Ici on parle français (je vais essayer)

Allo scritto avevano estratto la N e il mio cognome inizia per M. Sono stata la penultima in tutto il liceo a sostenere l’esame orale per la maturità, davanti a una commissione stanca e annoiata che non vedeva l’ora di andarsene al mare, forse più di quanto ne avessi voglia io.
La riga ai capelli di lato (solo per le grandi occasioni), Levi’s 501 sbiaditi, i piedi sudati dentro le Palladium (mamma mia se eravate brutte) e una maglia larga a righe bianche e blu di tre taglie più grandi e che mi faceva sentire elegante (l’importante era crederci). Mi ci ero messa d’impegno per sembrare “matura”.
Per diventarlo, invece, ho dovuto aspettare ancora qualche bell’annetto.

Dal mio esame sono passati 20 anni. Le Torri Gemelle erano ancora in piedi, Matteo Renzi faceva lo scout con in tasca i 48 milioni di lire vinti alla Ruota della Fortuna e io, qualche mese dopo, avrei avuto occhi a cuoricino e pensieri sconci tutti per Marco Cocci in Ovosodo (ero pronta a scommettere che i suoi dread profumassero di violetta, beata e tenera giovinezza).

La bellezza di quattro lustri, dicevamo. Due decenni. Un quinto di secolo.
E se non fosse per il gruppo su whatsapp “A 20 anni dal diploma” messo su dalle mie ex compagne di banco, io, al tempo che scorre impietoso e inesorabile, non ci stavo pensando troppo.
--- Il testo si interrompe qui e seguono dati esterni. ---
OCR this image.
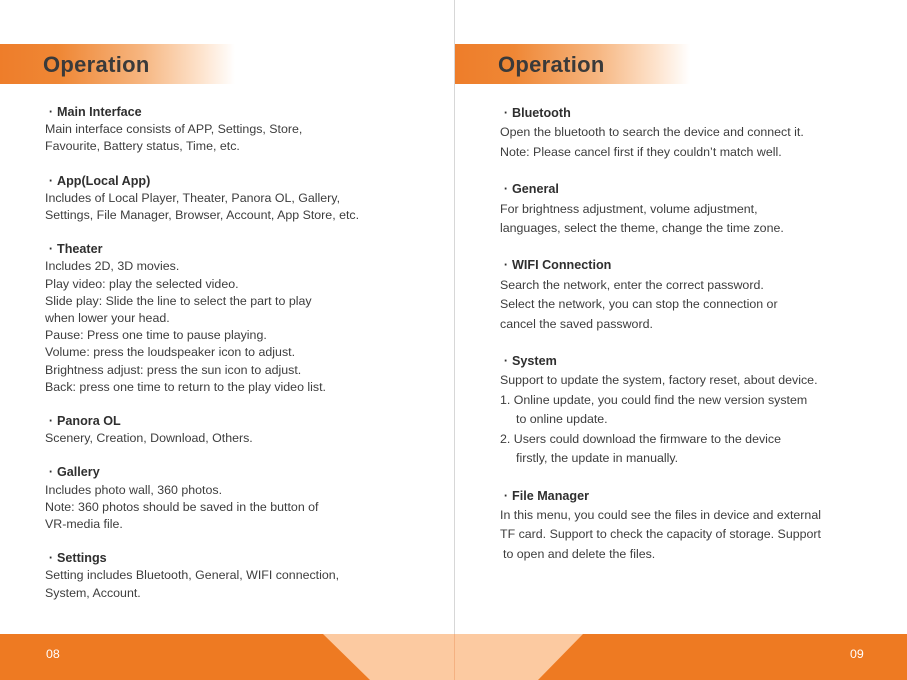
Operation
· Main Interface
Main interface consists of APP, Settings, Store,
Favourite, Battery status, Time, etc.
· App(Local App)
Includes of Local Player, Theater, Panora OL, Gallery,
Settings, File Manager, Browser, Account, App Store, etc.
· Theater
Includes 2D, 3D movies.
Play video: play the selected video.
Slide play: Slide the line to select the part to play
when lower your head.
Pause: Press one time to pause playing.
Volume: press the loudspeaker icon to adjust.
Brightness adjust: press the sun icon to adjust.
Back: press one time to return to the play video list.
· Panora OL
Scenery, Creation, Download, Others.
· Gallery
Includes photo wall, 360 photos.
Note: 360 photos should be saved in the button of
VR-media file.
· Settings
Setting includes Bluetooth, General, WIFI connection,
System, Account.
Operation
· Bluetooth
Open the bluetooth to search the device and connect it.
Note: Please cancel first if they couldn’t match well.
· General
For brightness adjustment, volume adjustment,
languages, select the theme, change the time zone.
· WIFI Connection
Search the network, enter the correct password.
Select the network, you can stop the connection or
cancel the saved password.
· System
Support to update the system, factory reset, about device.
1. Online update, you could find the new version system
to online update.
2. Users could download the firmware to the device
firstly, the update in manually.
· File Manager
In this menu, you could see the files in device and external
TF card. Support to check the capacity of storage. Support
to open and delete the files.
08	09
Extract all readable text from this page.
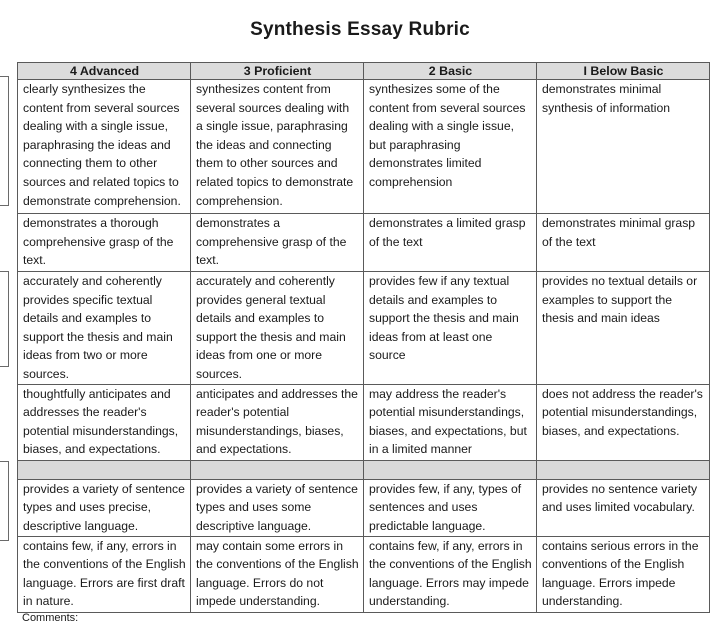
Synthesis Essay Rubric
4 Advanced	3 Proficient	2 Basic	I Below Basic
clearly synthesizes the content from several sources dealing with a single issue, paraphrasing the ideas and connecting them to other sources and related topics to demonstrate comprehension.	synthesizes content from several sources dealing with a single issue, paraphrasing the ideas and connecting them to other sources and related topics to demonstrate comprehension.	synthesizes some of the content from several sources dealing with a single issue, but paraphrasing demonstrates limited comprehension	demonstrates minimal synthesis of information
demonstrates a thorough comprehensive grasp of the text.	demonstrates a comprehensive grasp of the text.	demonstrates a limited grasp of the text	demonstrates minimal grasp of the text
accurately and coherently provides specific textual details and examples to support the thesis and main ideas from two or more sources.	accurately and coherently provides general textual details and examples to support the thesis and main ideas from one or more sources.	provides few if any textual details and examples to support the thesis and main ideas from at least one source	provides no textual details or examples to support the thesis and main ideas
thoughtfully anticipates and addresses the reader's potential misunderstandings, biases, and expectations.	anticipates and addresses the reader's potential misunderstandings, biases, and expectations.	may address the reader's potential misunderstandings, biases, and expectations, but in a limited manner	does not address the reader's potential misunderstandings, biases, and expectations.

provides a variety of sentence types and uses precise, descriptive language.	provides a variety of sentence types and uses some descriptive language.	provides few, if any, types of sentences and uses predictable language.	provides no sentence variety and uses limited vocabulary.
contains few, if any, errors in the conventions of the English language. Errors are first draft in nature.	may contain some errors in the conventions of the English language. Errors do not impede understanding.	contains few, if any, errors in the conventions of the English language. Errors may impede understanding.	contains serious errors in the conventions of the English language. Errors impede understanding.
Comments:
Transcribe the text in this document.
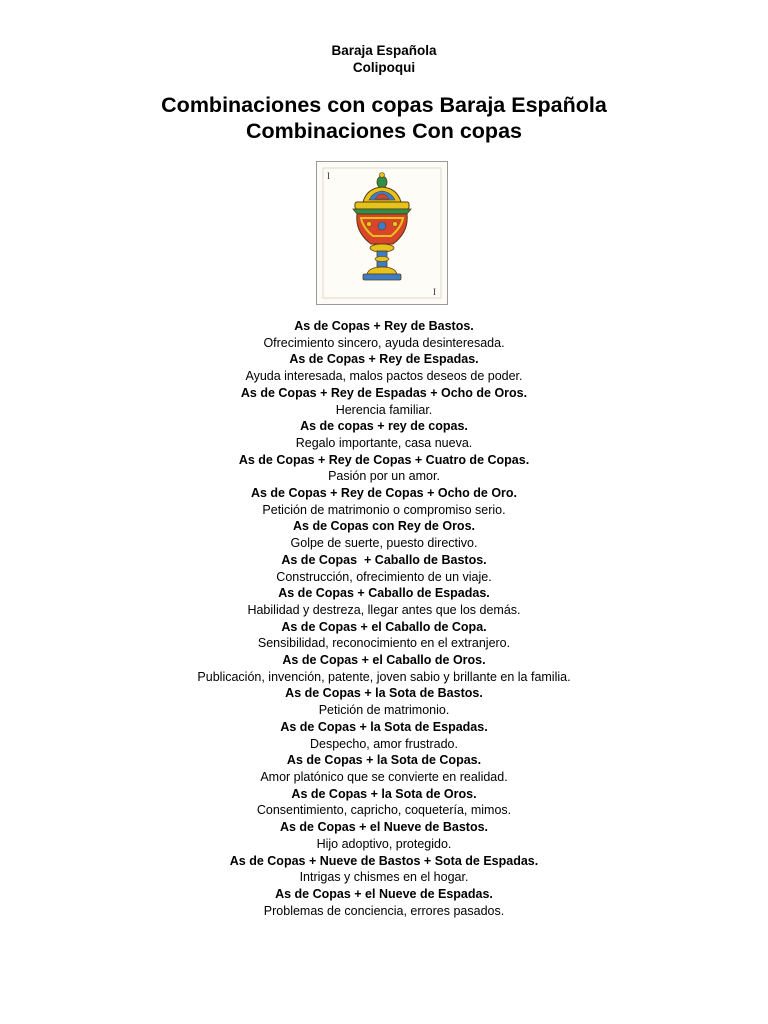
Baraja Española
Colipoqui
Combinaciones con copas Baraja Española
Combinaciones Con copas
I
I
As de Copas + Rey de Bastos.
Ofrecimiento sincero, ayuda desinteresada.
As de Copas + Rey de Espadas.
Ayuda interesada, malos pactos deseos de poder.
As de Copas + Rey de Espadas + Ocho de Oros.
Herencia familiar.
As de copas + rey de copas.
Regalo importante, casa nueva.
As de Copas + Rey de Copas + Cuatro de Copas.
Pasión por un amor.
As de Copas + Rey de Copas + Ocho de Oro.
Petición de matrimonio o compromiso serio.
As de Copas con Rey de Oros.
Golpe de suerte, puesto directivo.
As de Copas  + Caballo de Bastos.
Construcción, ofrecimiento de un viaje.
As de Copas + Caballo de Espadas.
Habilidad y destreza, llegar antes que los demás.
As de Copas + el Caballo de Copa.
Sensibilidad, reconocimiento en el extranjero.
As de Copas + el Caballo de Oros.
Publicación, invención, patente, joven sabio y brillante en la familia.
As de Copas + la Sota de Bastos.
Petición de matrimonio.
As de Copas + la Sota de Espadas.
Despecho, amor frustrado.
As de Copas + la Sota de Copas.
Amor platónico que se convierte en realidad.
As de Copas + la Sota de Oros.
Consentimiento, capricho, coquetería, mimos.
As de Copas + el Nueve de Bastos.
Hijo adoptivo, protegido.
As de Copas + Nueve de Bastos + Sota de Espadas.
Intrigas y chismes en el hogar.
As de Copas + el Nueve de Espadas.
Problemas de conciencia, errores pasados.
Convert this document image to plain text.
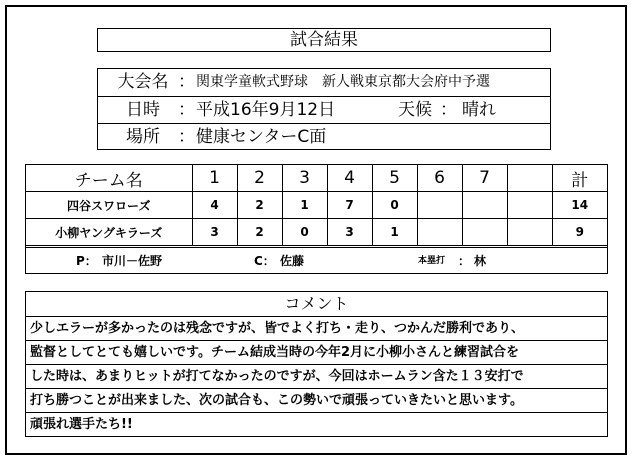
試合結果
大会名 ： 関東学童軟式野球　新人戦東京都大会府中予選
日時	： 平成16年9月12日	天候 ： 晴れ
場所	： 健康センターC面
チーム名	1	2	3	4	5	6	7		計
四谷スワローズ	4	2	1	7	0				14
小柳ヤングキラーズ	3	2	0	3	1				9
P： 市川－佐野	C： 佐藤	本塁打 ： 林
コメント
少しエラーが多かったのは残念ですが、皆でよく打ち・走り、つかんだ勝利であり、
監督としてとても嬉しいです。チーム結成当時の今年2月に小柳小さんと練習試合を
した時は、あまりヒットが打てなかったのですが、今回はホームラン含た１３安打で
打ち勝つことが出来ました、次の試合も、この勢いで頑張っていきたいと思います。
頑張れ選手たち!!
Adesso, invece, è impossibile sfuggirne. Il gruppo me lo ricorda in continuazione.
Succede che una mattina allungo la mano per spegnere la sveglia del cellulare e la prima cosa che vedo è la notifica “93 messaggi non letti”. Una sfilza di “buonanotte” e “buonaotte a te“, “buongiorno” e “buongiorno a te” e “chicazzosenefrega” e “chicazzosenefrega a te“.
Foto e video di fiori, cuori rosso fuoco, pulcini pio pio, cieli azzurri e spiagge assolate (mentre qui indosso la felpa e piove, e il fastidio diventa proporzionale ai gradi registrati dalla versione belga del general Bernacca). Citazioni, aforismi e minchiate messe in fila per trentatre col resto di trentadue.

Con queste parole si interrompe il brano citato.